A lot of changes take place in the course of our life. Some are subtle and we hardly are aware that one moment is different from the one before it. Others come to us like earthquakes shaking us and throwing us on the ground in some new form. Retirement has proven to be a little bit of both. There are moments when suddenly there is an awareness of gentle wind, but there is no awareness of how long it has been blowing. On other days it seems like a different person is walking in shoes that no longer fit.
All along the way we are told change is certain, but most of us hang onto the idea that life will always be the same, that nothing will change what we believe deeply about our faith, and that we will be who we have always been. Sometimes I find myself wondering who I am. In days past the question was easily defined as I was constantly being called "preacher," or "Rev Bill," or something of that nature. Nowadays it no longer fits. I define myself as farmer since some of that is done around here, but when I see a neighbor pull up in the field next door to combine a hundred acres of cotton, the name simply does not wear very well.

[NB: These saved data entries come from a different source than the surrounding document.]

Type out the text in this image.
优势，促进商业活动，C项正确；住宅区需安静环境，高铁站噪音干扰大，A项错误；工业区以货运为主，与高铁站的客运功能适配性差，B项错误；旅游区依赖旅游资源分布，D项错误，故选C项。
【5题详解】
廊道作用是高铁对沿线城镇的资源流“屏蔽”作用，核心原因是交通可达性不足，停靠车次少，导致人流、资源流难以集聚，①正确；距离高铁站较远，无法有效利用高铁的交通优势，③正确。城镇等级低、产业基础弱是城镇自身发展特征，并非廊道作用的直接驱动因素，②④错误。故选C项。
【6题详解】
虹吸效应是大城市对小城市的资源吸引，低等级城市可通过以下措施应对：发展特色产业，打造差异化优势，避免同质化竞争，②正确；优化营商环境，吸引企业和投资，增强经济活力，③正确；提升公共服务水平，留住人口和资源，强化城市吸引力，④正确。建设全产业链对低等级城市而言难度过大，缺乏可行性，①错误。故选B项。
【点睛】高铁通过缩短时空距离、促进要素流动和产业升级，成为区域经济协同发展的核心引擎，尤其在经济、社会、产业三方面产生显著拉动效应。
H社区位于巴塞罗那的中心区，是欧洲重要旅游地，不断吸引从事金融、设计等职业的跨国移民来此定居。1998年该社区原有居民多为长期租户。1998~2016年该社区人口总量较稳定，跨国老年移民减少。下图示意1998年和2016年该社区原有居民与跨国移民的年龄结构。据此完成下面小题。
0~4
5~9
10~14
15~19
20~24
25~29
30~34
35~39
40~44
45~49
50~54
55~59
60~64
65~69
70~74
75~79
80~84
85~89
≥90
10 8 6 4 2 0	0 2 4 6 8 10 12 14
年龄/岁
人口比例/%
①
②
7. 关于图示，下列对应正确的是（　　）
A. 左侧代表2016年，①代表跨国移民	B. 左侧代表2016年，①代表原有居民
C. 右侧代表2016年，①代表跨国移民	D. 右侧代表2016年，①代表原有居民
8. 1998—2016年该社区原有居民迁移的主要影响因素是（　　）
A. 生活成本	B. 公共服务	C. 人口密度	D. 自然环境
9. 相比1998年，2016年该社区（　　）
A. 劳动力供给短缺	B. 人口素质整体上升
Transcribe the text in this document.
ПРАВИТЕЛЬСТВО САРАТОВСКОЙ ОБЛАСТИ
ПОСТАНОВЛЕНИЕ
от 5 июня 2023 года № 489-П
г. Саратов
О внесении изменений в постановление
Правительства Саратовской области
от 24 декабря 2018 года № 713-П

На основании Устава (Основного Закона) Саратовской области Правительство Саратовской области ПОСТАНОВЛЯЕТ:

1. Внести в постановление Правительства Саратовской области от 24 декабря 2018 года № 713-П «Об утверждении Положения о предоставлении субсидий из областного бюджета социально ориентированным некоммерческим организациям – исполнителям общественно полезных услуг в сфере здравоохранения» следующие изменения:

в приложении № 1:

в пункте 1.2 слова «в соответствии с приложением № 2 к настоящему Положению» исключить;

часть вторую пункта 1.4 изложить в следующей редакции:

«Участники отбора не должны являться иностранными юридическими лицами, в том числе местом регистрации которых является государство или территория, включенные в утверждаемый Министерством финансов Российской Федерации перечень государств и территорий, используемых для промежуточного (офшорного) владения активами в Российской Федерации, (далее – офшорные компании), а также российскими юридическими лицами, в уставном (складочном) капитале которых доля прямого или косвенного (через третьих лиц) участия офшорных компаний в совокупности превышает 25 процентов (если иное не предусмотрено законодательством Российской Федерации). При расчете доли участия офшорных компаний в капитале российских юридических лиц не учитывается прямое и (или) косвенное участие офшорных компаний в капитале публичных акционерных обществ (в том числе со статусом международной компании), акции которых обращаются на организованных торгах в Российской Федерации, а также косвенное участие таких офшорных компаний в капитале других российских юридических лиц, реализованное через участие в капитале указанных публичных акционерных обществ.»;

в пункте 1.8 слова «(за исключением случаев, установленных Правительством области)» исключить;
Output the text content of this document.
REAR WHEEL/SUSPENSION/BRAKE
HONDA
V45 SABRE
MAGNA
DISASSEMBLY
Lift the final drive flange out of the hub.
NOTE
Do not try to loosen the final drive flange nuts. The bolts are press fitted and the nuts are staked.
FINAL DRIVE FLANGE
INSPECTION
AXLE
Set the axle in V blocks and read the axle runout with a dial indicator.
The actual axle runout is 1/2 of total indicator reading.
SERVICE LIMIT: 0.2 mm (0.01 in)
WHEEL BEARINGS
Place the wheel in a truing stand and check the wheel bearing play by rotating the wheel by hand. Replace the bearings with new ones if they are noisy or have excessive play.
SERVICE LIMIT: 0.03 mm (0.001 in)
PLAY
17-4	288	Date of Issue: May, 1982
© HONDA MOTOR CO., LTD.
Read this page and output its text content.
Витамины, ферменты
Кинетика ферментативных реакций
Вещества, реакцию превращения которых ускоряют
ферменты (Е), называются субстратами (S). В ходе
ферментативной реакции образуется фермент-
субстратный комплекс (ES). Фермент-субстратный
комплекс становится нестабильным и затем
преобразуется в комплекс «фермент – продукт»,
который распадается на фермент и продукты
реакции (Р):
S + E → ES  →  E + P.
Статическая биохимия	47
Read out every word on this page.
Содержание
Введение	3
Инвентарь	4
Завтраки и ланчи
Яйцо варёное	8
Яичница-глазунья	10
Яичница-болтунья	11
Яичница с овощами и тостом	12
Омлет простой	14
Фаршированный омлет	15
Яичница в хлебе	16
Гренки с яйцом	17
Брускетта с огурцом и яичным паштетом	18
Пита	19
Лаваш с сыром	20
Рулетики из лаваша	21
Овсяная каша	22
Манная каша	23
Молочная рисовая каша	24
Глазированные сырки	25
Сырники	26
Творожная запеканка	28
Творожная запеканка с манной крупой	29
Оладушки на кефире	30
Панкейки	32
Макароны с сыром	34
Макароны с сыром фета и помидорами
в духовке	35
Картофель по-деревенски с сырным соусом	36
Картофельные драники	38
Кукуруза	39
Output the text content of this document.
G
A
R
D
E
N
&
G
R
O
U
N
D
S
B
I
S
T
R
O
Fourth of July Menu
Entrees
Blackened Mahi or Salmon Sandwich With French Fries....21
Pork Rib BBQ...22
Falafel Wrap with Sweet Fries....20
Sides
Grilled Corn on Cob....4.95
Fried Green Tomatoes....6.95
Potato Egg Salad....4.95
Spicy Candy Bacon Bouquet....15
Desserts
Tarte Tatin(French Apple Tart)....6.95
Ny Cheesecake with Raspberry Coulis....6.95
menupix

Who am I? It is the question of our beginning. Maybe it also the question of our ending. Maybe the answer is not found in what we do, but who we are, not what titles we wear, but who we become. Becoming is not an easy thing as it is something which stretches always out there ahead of us. It may even be true that in the end we finally become the one we were created to be which is one content to be in the hands of the One who first pushed us forward and toward our Home.